The Royal Flying Corps 1914–1918
“As the few survivors of the RFC gradually vanish for ever from the scene, I have seized this final chance to present an accurate picture of the RFC, so that what you hold in your hands is a unique and unrepeatable document, in both social and military terms. It is a comprehensive overview, describing the aircraft uniforms, tactics and feats of arms, but neither human interest nor the lighter side are forgotten.”
The above words from the Introduction are dated 1999 but were not used in a book of this title until 2004, reprinted 2007 and 2014. Confusingly, a book with a similar title and its own ISBN (9978-0-7509-4772-5) exists, Royal Flying Corps Handbook 1914-1918 published by Sutton and still widely available. The word “handbook” really is a useful pointer as to what this small book seeks to and does accomplish. In fact, the quote above pretty much says everything you need to know.
While we’re on the subject of confusion, readers who follow the work of this prolific associate of the Royal Historical Society may recall that in 2011 news flashed across the Almighty Interweb that he had died. It was picked up by a number of chatrooms before being declared a misunderstanding—his wife whose first name also begins with P had died, a few months prior. Cooksley, the tremendously capable researcher who also served on the executive committees of Cross and Cockade International and the Croydon Airport Society, would not have been amused at this slipshod way of putting “information” into the world.
None of that is a concern here; the book is solid. It does not position itself as an in-depth blow by bow account of the six-year history (of which only 26 months in peacetime) of an air arm that would create the mold for certainly the RAF but really all early air forces. Instead, it is an overview that, despite its brevity, touches on more things than many bigger books. Moreover, when Cooksley says that neither human interest nor the lighter side are forgotten he is not kidding as this quote (which certainly qualifies as human interest but probably not, at least for the poor man concerned, under “lighter side”) about high-altitude flying demonstrates: “. . . perspiration could freeze . . . as could urine. . . . One pilot recalled that the cold caused his penis to ‘shrink to the size of a periwinkle.’”

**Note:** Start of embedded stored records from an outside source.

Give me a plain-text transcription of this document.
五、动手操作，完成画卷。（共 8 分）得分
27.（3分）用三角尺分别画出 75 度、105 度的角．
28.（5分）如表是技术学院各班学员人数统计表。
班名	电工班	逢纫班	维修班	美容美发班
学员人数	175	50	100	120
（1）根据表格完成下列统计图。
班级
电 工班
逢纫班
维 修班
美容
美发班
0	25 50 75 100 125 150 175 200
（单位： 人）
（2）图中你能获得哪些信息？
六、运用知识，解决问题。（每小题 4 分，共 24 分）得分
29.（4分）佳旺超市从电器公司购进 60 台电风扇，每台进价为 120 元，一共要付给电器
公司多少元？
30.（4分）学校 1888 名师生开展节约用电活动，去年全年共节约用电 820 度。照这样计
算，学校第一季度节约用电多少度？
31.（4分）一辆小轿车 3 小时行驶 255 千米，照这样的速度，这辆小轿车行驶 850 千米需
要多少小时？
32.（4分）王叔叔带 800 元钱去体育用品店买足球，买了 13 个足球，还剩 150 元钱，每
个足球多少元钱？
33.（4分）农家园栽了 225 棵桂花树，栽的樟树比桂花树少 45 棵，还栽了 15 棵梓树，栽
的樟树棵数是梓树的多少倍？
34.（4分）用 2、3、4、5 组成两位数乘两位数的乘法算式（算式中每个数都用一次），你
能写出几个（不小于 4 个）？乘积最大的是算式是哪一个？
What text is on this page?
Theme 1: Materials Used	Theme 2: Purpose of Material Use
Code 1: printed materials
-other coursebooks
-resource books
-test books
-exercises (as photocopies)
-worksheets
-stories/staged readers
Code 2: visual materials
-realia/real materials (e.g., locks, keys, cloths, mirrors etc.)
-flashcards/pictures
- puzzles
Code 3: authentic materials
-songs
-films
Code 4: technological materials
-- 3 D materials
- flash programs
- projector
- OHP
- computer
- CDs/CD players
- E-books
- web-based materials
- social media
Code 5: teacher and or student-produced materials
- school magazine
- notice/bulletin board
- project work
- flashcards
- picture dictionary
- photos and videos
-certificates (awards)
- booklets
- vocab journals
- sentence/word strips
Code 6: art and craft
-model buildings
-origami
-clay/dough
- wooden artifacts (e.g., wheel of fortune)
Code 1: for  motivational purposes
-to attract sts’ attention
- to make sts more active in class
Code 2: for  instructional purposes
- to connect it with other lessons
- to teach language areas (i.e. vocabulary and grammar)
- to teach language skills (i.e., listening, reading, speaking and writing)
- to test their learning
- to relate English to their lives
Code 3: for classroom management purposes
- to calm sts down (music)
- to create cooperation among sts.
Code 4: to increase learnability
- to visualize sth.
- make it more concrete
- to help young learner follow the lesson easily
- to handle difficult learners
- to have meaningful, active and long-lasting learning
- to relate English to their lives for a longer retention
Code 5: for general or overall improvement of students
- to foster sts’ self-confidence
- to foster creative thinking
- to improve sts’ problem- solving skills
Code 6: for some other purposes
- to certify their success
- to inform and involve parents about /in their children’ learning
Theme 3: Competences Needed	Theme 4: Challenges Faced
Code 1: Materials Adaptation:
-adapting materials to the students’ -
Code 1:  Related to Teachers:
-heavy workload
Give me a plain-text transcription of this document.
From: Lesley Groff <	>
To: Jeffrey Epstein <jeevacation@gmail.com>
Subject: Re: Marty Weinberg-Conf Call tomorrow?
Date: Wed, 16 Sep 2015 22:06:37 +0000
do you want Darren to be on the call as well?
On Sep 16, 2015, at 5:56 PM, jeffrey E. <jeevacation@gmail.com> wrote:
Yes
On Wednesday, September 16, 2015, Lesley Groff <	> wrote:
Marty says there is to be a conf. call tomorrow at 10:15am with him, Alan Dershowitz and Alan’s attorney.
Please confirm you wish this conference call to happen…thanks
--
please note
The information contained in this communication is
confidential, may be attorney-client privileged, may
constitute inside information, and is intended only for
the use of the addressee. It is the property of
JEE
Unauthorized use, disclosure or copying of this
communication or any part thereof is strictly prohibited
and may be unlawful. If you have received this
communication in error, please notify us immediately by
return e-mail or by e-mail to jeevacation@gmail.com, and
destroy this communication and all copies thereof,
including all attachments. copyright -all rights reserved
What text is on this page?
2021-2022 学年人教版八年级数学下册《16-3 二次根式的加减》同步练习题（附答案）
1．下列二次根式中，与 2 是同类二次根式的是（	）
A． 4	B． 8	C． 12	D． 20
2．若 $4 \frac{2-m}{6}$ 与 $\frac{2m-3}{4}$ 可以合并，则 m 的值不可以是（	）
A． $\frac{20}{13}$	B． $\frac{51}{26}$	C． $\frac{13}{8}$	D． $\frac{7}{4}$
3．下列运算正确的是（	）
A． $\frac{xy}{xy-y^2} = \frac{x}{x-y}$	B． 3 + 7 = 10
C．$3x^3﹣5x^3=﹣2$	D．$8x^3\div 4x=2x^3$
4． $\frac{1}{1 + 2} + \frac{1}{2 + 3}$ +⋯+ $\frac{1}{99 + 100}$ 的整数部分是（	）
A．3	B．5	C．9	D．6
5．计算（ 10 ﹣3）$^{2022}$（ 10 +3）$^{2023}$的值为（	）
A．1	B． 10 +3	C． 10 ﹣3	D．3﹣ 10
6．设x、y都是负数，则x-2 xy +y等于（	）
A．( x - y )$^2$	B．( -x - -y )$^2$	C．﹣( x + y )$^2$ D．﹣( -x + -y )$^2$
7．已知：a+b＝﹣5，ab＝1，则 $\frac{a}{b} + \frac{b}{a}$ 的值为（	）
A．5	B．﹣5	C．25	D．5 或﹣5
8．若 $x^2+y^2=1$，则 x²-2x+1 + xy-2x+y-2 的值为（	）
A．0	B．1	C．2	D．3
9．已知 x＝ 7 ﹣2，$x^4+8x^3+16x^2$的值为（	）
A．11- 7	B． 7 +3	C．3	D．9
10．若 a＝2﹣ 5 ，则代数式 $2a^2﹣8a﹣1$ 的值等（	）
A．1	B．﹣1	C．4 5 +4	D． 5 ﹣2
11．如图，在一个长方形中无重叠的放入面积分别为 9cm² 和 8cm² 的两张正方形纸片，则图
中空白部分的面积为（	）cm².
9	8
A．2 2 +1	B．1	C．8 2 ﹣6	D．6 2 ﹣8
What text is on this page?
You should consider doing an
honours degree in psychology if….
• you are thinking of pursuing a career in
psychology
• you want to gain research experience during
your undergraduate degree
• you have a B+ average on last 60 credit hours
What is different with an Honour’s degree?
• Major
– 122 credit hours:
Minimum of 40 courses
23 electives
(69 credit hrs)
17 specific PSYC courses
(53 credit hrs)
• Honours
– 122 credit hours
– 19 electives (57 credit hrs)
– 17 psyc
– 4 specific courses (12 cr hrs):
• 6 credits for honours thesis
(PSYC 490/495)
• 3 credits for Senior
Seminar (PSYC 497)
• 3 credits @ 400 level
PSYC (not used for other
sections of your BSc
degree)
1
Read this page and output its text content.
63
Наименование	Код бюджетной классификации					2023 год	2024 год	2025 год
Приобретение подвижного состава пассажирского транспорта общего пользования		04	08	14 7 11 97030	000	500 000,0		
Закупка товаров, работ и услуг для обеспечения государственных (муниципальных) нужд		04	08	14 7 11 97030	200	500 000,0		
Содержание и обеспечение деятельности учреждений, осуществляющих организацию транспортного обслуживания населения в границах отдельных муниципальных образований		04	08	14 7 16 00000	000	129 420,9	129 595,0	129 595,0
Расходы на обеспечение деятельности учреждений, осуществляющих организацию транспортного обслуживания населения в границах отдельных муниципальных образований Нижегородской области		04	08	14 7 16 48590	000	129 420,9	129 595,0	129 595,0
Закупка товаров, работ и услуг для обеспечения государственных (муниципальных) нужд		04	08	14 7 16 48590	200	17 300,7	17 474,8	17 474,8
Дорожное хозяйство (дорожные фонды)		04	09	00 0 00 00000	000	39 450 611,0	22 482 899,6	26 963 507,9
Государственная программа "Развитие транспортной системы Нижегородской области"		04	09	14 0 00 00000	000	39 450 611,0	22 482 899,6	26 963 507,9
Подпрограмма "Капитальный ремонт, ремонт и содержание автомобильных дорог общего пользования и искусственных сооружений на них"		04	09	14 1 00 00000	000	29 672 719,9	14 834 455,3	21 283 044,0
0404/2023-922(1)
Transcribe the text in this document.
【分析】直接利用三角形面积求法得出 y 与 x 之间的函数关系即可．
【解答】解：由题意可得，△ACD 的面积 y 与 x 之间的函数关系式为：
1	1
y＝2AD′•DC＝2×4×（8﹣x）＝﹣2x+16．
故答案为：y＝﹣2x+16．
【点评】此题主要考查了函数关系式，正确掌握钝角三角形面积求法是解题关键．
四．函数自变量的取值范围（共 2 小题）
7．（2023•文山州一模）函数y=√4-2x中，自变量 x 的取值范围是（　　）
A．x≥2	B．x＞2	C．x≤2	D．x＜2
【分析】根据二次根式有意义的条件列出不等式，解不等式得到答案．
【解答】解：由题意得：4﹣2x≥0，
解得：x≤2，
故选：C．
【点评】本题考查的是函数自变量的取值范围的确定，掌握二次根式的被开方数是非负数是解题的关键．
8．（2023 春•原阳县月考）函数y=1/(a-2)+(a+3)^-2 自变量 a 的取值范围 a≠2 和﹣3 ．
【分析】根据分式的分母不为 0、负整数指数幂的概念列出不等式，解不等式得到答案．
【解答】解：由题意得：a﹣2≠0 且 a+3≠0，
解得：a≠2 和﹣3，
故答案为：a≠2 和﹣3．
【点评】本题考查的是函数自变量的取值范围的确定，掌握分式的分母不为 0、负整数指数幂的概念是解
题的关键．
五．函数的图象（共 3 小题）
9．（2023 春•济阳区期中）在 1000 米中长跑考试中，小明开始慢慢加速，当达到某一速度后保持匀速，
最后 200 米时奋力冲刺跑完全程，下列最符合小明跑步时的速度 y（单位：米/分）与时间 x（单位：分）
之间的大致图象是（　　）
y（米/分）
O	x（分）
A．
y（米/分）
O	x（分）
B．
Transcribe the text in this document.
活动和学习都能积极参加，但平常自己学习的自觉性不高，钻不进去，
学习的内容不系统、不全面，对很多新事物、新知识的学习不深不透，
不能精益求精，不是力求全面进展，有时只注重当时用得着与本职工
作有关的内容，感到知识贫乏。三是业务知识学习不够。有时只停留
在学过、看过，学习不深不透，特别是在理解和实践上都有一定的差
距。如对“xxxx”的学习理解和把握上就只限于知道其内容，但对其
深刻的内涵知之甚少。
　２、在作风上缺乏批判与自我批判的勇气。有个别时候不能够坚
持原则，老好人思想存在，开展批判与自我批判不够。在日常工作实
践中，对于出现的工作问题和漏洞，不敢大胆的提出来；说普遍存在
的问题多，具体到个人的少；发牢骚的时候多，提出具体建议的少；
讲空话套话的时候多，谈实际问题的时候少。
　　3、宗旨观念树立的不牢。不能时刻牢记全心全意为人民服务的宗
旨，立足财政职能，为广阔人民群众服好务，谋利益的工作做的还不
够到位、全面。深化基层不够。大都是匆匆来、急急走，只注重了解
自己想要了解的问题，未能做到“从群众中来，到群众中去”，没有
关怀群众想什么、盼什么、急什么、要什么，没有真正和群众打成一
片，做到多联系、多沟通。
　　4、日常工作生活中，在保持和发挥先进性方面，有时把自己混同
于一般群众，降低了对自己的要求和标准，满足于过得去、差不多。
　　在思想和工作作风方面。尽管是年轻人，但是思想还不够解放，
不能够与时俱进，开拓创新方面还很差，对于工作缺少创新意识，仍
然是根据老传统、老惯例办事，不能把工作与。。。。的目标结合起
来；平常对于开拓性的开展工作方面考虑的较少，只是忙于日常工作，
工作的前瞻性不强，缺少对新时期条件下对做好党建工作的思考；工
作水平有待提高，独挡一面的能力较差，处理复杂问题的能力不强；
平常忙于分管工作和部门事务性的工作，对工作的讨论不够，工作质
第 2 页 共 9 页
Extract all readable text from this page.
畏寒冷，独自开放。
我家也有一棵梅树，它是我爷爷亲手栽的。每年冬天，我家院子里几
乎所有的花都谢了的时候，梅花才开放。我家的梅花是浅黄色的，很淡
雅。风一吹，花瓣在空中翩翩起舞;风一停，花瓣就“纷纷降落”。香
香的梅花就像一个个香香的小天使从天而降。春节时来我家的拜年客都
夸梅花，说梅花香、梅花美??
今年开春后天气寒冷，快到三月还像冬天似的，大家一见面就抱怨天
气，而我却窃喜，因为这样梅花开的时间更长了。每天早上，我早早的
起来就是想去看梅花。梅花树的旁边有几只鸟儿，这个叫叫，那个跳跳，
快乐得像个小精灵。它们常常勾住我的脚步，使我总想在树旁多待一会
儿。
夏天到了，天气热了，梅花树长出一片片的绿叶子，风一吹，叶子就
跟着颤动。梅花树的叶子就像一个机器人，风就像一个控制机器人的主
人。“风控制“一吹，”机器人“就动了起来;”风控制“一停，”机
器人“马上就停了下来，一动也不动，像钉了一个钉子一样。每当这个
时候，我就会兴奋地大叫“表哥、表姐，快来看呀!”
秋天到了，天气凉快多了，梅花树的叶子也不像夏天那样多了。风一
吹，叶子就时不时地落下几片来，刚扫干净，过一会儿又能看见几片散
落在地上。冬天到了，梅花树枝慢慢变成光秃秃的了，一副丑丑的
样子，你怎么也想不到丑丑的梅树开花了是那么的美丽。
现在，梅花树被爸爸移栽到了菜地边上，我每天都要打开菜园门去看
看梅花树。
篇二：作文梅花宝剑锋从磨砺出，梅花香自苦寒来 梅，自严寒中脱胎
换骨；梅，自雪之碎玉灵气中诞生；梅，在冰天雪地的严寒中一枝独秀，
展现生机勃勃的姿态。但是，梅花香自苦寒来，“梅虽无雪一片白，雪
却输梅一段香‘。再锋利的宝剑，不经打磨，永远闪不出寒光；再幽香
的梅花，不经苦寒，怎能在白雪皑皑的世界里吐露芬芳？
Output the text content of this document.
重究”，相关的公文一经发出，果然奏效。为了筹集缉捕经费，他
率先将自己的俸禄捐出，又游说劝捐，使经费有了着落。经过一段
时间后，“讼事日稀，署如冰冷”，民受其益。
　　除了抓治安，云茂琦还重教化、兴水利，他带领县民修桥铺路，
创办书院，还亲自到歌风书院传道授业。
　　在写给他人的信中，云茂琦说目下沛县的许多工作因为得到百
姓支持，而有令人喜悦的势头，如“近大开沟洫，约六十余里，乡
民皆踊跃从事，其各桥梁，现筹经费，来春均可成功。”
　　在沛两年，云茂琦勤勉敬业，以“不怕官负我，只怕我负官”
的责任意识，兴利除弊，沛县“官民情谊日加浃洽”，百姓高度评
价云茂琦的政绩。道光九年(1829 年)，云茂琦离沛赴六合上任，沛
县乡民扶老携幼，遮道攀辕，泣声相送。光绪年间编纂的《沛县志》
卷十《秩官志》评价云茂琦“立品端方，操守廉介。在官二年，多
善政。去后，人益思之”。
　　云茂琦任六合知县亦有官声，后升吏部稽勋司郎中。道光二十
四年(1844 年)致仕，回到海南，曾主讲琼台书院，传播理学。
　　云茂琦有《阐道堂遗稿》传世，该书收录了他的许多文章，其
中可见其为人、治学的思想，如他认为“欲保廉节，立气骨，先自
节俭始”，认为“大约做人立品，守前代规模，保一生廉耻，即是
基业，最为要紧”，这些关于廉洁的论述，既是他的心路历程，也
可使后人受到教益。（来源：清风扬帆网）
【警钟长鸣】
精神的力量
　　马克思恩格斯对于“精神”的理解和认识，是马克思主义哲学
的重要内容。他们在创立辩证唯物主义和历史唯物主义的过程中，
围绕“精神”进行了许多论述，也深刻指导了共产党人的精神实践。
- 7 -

Another quote is worth pondering so as to fully appreciate just how rocky a start the RFC had. Despite having served in the Afghan Wars were airpower had been brought to bear and made a difference, in the year before the formation of the RFC none other than the Chief of the Imperial General Staff pronounced, “Aviation is a useless and expensive fad advocated by a few individuals whose ideas are unworthy of attention.” By the end of the war, Lord Hugh Cecil, an Eaton and University College man who had graduated with first-class honors in Modern History in 1891 and whose father had been Prime Minister three times, had the good sense to say: “The RFC is the greatest of the novelties of the war.”
This book tells the story of that arc, beginning 50 years earlier, with the first organized attempts to explore the military potential of manned balloons, itself an idea that had first been circulated another 50 years before. From man-lifting kites to balloons to airships to heavier-than-air machines, from tossing hand-held explosive darts at the enemy below to wireless communication to Concentration Camps (not what you think!), and from the design of uniform buttons to the role of women in the services this book covers a lot of ground. It is also very well written so even if you find yourself forced against your will into reading it, you probably won’t put it down. Cooksley has written and co-written piles of learned tomes at the granular level so he absolutely has command of the subject matter.
Quite a number of the photos are previously unpublished, and there are several line drawings and maps. Cooksley even attends to such peripheral matters as who really designed the RAF badge (“an eagle volant and effronte, the head lowered and to the sinister”), and some 30 pages of Appendices delve into “The Songs They Sang” and the role of medical organizations, how RFC ranks relate to RNAS/RN ranks, the flying school, statistics and aircraft markings, and more.
A tip of the hat to the acquisitions editor who had the sense to re-issue a good book in this 100th anniversary year rather than crank out a new and possibly less competent one!